DATE:  January 21, 2014

TIME:  9:00 a.m.

DEPT.: 3

Plaintiff/Cross-Defendant’s Request for Judicial Notice of two documents 1) The original Cross-Complaint in this matter filed July 15, 2013, and; 2) This Court’s September 25, 2013 Order on the demurrer to the original Cross-Complaint is GRANTED pursuant to Evid. Code §452(d).  Only the Court’s prior order is noticed as to the truth of its contents.  

As an initial matter Plaintiff/Cross-Defendant is correct that Cross-Complainant has added new claims without prior leave of court. Accordingly the Court on its own motion pursuant to CCP §436(b) strikes the Amended Cross-Complaint’s newly added 2nd cause of action (Slander of Title), 3rd cause of action (Action to Cancel Instrument), and 5th cause of Action (Common Count).  The Court also strikes the requests for punitive damages associated with the 2nd and 3rd causes of action listed in the Prayer.  Cross-Complainant lost its right to freely amend once under CCP §472 after a ruling was made on the demurrer to the original cross-complaint.  When a demurrer is sustained with leave to amend, the leave must be construed as permission to the pleader to amend the causes of action to which the demurrer has been sustained, not add entirely new causes of action.  Patrick v. Alacer Corp. (2008) 167 Cal App 4th 995, 1015.  To raise claims entirely unrelated to those originally alleged requires either a new lawsuit or a noticed motion for leave to amend.  Absent prior leave of court an amended complaint raising new and different causes of action is subject to a motion to strike.  Leave to amend to add these claims, or any other new claims, by any means other than a properly noticed motion for leave to amend or a stipulation between the parties is DENIED.

Plaintiff/Cross-Defendant’s demurrer to the 2nd, 3rd and 5th causes of action is deemed MOOT in light of the above ruling.

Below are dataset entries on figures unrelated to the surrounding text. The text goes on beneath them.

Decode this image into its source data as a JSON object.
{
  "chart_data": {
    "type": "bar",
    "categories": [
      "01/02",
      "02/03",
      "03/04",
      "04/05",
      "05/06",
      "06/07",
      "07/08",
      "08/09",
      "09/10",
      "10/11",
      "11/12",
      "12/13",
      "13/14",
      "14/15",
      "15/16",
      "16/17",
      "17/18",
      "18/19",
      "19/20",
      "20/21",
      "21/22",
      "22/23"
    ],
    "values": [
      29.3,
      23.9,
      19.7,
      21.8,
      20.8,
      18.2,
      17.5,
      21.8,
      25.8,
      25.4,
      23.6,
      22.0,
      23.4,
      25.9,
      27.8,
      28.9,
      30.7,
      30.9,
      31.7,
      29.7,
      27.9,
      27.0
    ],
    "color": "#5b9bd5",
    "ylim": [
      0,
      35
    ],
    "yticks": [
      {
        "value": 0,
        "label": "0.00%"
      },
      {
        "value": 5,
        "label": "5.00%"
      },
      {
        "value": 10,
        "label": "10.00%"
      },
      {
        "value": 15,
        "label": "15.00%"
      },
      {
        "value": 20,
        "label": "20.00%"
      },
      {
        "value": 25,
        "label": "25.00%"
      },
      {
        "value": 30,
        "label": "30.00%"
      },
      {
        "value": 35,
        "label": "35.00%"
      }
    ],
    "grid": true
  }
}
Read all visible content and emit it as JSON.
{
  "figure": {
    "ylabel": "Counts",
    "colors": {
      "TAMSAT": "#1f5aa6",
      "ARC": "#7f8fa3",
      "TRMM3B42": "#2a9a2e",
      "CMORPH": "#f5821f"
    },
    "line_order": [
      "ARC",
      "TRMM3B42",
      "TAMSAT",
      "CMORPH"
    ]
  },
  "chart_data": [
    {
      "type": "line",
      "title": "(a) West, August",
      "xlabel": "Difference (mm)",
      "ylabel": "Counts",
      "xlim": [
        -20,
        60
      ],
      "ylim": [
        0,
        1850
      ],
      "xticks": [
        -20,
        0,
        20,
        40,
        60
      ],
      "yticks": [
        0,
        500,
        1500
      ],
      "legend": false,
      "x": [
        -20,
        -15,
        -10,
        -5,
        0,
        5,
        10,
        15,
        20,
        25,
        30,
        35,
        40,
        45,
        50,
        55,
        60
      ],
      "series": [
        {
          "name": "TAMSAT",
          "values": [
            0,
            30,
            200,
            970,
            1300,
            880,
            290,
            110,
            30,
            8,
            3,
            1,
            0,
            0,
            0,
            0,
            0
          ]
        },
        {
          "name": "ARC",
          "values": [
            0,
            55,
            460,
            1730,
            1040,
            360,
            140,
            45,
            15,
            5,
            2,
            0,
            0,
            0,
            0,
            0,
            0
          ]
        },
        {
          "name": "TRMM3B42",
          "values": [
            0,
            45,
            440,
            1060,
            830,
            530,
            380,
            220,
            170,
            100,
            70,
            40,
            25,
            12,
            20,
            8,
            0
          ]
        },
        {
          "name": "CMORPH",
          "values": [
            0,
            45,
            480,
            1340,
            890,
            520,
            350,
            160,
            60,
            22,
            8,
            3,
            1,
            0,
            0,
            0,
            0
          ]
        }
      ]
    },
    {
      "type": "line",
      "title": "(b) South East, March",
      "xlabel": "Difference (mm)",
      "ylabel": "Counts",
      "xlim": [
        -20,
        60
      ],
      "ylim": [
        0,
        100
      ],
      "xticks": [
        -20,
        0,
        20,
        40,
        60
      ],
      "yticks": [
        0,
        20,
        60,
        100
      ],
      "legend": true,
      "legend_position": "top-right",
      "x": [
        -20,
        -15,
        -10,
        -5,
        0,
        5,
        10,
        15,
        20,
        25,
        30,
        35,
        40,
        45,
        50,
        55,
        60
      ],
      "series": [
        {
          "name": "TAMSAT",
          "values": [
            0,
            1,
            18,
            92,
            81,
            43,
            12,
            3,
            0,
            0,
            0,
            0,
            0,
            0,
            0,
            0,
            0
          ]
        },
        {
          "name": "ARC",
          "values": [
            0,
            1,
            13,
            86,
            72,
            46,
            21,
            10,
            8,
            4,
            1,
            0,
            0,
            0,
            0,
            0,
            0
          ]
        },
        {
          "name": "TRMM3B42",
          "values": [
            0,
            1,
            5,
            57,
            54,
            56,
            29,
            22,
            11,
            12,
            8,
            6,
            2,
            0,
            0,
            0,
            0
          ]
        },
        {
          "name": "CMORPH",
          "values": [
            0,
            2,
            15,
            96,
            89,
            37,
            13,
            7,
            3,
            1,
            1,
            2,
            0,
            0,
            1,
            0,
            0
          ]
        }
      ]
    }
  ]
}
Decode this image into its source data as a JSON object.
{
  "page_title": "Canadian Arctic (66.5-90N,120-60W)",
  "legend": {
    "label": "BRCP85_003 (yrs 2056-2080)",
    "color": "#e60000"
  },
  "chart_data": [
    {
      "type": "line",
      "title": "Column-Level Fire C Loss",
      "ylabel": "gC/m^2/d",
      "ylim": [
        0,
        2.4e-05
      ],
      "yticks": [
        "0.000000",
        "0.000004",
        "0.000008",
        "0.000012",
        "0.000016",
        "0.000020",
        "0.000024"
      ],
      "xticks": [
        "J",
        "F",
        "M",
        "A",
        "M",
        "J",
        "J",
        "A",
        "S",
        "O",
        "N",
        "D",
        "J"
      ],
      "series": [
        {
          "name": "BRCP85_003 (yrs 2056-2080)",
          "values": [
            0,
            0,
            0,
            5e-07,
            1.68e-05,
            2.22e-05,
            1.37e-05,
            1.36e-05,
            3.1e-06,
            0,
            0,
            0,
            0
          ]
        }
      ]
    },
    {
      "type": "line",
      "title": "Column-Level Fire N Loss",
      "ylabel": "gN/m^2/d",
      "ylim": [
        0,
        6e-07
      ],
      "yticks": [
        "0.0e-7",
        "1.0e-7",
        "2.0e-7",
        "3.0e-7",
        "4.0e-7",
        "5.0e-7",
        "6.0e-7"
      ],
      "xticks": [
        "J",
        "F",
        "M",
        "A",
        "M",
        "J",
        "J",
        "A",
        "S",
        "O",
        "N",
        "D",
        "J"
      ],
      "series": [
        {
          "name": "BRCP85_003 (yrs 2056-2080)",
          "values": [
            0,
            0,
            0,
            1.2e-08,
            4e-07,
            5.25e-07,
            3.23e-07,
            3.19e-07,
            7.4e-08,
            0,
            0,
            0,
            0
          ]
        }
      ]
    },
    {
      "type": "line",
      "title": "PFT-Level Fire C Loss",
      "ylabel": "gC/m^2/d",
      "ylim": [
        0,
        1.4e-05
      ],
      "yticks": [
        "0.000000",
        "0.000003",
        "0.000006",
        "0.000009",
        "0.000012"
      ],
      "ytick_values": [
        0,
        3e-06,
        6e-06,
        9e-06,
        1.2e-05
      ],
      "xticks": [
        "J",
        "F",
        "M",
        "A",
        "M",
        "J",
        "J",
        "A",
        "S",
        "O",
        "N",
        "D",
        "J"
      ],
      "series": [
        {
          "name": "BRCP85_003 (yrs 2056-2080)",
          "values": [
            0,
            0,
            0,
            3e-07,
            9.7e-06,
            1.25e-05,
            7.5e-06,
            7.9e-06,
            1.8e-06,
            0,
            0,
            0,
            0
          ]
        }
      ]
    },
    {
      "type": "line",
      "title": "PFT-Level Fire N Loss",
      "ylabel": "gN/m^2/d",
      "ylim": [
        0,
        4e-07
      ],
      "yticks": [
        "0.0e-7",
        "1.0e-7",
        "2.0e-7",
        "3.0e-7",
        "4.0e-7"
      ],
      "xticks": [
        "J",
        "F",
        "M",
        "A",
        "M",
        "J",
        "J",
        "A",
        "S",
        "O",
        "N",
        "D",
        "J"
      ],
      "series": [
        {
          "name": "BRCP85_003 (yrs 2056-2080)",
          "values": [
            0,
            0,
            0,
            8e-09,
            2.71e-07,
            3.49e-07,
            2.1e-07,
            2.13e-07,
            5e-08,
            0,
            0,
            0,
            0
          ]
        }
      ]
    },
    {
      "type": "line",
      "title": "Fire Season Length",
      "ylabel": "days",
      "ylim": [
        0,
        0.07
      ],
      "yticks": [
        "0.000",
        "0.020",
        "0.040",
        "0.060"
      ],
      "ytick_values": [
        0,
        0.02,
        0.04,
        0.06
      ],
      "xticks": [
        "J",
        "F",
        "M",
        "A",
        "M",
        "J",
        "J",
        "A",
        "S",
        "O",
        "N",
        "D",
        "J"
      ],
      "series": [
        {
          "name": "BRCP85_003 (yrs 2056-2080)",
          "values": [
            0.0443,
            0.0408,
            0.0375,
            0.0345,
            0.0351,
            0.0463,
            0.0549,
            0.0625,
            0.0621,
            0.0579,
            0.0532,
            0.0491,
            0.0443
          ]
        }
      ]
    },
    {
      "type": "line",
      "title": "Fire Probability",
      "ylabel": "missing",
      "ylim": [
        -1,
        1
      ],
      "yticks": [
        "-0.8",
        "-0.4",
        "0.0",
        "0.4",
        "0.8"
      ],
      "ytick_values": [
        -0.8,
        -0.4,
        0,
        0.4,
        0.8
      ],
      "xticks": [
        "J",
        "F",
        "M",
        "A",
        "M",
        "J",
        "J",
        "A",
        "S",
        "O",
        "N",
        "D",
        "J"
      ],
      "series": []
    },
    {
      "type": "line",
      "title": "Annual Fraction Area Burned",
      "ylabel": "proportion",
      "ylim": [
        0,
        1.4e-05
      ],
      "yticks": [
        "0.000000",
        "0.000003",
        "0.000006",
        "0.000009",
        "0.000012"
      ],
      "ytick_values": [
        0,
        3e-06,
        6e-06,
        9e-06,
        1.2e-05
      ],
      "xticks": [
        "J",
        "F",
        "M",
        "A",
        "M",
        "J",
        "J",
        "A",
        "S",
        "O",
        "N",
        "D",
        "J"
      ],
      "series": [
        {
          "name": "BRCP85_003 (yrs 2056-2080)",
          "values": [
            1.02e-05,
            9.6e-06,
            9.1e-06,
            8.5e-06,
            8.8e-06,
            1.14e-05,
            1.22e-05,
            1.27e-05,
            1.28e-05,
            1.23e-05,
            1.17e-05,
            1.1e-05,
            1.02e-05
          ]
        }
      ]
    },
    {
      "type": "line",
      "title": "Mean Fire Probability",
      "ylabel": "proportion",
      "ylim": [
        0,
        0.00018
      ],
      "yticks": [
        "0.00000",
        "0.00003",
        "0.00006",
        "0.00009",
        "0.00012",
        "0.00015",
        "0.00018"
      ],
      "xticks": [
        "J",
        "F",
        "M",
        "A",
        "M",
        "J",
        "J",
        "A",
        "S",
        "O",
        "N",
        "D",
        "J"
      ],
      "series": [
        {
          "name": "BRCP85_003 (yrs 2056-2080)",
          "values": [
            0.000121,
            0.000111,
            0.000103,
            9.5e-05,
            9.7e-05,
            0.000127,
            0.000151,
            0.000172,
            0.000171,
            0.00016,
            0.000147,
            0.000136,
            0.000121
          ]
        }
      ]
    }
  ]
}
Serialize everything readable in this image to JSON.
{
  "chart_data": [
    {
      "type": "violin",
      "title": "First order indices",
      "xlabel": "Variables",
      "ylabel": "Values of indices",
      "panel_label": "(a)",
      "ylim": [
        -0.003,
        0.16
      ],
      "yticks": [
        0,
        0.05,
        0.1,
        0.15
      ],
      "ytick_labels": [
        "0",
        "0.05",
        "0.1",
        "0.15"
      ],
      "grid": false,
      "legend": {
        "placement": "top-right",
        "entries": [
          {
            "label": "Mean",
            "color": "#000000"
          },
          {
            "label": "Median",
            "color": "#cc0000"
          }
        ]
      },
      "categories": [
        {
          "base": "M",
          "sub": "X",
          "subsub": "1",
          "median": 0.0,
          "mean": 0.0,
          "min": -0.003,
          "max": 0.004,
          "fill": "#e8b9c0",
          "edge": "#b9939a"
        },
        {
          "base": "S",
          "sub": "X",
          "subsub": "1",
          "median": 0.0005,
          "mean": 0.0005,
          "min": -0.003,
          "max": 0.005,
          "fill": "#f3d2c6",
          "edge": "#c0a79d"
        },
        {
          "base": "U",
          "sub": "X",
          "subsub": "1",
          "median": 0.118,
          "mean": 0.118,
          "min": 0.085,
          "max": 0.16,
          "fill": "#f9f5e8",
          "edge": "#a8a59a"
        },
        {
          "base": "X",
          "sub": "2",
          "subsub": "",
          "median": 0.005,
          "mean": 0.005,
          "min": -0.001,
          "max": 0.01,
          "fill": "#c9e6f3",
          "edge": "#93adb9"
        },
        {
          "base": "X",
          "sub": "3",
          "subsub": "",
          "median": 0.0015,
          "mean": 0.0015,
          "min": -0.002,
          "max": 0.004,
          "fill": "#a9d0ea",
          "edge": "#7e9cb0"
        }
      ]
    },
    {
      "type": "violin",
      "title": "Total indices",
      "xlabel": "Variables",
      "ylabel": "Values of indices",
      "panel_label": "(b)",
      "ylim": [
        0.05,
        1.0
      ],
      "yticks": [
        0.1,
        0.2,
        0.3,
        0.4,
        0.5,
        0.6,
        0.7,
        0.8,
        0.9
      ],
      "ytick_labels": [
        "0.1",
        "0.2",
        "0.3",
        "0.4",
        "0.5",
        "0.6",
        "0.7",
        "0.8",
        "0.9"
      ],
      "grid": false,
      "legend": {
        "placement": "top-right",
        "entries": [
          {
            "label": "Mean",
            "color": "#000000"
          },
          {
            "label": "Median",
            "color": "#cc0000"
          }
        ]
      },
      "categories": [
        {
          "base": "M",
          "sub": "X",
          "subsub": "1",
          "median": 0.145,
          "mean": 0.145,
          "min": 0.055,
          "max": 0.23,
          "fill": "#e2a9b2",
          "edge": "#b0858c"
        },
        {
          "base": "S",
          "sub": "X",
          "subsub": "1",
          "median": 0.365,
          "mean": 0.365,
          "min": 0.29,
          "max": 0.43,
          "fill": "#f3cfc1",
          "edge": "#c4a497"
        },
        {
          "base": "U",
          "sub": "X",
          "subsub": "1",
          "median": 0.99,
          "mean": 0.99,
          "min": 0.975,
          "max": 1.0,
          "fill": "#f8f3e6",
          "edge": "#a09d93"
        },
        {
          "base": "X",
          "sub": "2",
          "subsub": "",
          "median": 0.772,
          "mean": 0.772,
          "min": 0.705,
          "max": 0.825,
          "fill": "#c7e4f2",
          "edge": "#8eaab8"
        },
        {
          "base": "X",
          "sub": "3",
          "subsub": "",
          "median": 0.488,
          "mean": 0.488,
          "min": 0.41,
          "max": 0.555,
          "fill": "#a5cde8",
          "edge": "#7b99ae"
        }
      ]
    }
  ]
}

Plaintiff/Cross-Defendant’s demurrer to the Amended Cross-Complaint’s 4th cause of action for “Unjust Enrichment by Economic Duress, “ formerly the 3rd cause of action in the original Cross-Complaint, on the ground that it fails to state sufficient facts is SUSTAINED. It is now apparent that this claim is solely based on Plaintiff/Cross-Defendant’s alleged threat to file suit to seek to enforce its interpretation of the lease between the parties.  See Amended Cross-Complaint at 43.  As the Court previously explained in the prior order, “[t]he doctrine of ‘economic duress’ can apply when one party has done a wrongful act which is sufficiently coercive to cause a reasonably prudent person, faced with no reasonable alternative, to agree to an unfavorable contract.  [Citation.]  The party subjected to the coercive act, and having no reasonable alternative, can then plead ‘economic duress’ to avoid the contract. . . . When a party pleads economic duress, that party must have had no ‘reasonable alternative’ to the action it now seeks to avoid (generally, agreeing to a contract).  If a reasonable alternative was available, and there hence was no compelling necessity to submit to the coercive demands, economic duress cannot be established.  Whether the party asserting economic duress had a reasonable alternative is determined by examining whether a reasonably prudent person would follow the alternative course, or whether a reasonably prudent person might submit.  [Citation.]  Clearly this inquiry is a factual one, rarely if ever susceptible to determination on demurrer.”